There is no good time for your horse to get an injury, but if you spend enough time on horseback, it’s going to happen. It may be a wire cut out in the pasture checking the heifers or a scrape or kick at the barn. Regardless of how it happened, taking the appropriate next steps is important.

If you aren’t present when the injury occurs, it’s not unusual for a wound to be caked with blood and debris when you discover it. In order to prevent bacteria from moving deeper into the wound and causing infection, clean any wound as soon as possible.

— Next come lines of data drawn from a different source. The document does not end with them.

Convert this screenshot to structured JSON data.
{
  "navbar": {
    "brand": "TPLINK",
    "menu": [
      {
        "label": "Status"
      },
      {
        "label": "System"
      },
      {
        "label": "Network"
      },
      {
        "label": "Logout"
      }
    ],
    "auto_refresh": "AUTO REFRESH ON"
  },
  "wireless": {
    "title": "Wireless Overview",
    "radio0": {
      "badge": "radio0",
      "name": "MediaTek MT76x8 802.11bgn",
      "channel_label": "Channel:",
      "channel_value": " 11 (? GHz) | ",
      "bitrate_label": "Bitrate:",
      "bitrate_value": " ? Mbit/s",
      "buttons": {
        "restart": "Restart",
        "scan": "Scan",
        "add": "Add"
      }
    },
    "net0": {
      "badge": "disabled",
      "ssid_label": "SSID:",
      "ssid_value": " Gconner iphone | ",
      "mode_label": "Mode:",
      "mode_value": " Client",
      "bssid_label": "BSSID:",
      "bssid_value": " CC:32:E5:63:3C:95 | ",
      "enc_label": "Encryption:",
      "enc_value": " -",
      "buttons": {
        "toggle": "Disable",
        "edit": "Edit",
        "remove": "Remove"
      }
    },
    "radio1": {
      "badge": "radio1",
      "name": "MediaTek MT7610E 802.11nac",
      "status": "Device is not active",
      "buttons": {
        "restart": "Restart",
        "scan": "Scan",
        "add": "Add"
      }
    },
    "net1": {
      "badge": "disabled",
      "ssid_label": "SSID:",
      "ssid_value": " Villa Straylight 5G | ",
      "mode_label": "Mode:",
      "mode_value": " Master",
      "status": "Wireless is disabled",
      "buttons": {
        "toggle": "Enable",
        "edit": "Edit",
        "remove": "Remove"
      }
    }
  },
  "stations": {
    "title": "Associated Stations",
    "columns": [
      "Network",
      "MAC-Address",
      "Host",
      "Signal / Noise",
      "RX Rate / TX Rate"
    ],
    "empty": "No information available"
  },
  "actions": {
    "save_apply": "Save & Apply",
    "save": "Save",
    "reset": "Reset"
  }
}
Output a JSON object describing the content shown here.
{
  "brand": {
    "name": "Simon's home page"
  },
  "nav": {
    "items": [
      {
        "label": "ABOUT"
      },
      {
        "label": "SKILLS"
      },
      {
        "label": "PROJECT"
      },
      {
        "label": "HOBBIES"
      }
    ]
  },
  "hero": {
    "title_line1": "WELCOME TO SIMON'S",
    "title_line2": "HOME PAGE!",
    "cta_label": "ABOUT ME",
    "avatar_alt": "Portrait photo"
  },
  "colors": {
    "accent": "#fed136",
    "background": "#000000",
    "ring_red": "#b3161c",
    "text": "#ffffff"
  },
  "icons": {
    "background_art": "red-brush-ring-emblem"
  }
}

Anytime there’s blood spurting from a wound or bleeding that won’t stop, you must take steps to prevent severe blood loss. The rate at which blood is lost can actually be more important than how much blood is lost. Even a “superficial” laceration to a leg can result in dangerous blood loss. If an artery is cut, blood will spurt with each heartbeat. If a large vein is cut, the wound will ooze continuously.

Using clean, absorbent material such as a large towel, apply firm, direct pressure to the wound for several minutes.

“Soak the towel in clean, cool water and then apply it to the wound,” says Sam Crosby, an equine veterinarian in Arcadia, Okla. “If the injury is on a leg, wrap it around; if the wound is on the body, just apply continued direct pressure. Wetting it first makes the towel like a cold compress; the cold and the pressure together will help slow the bleeding.”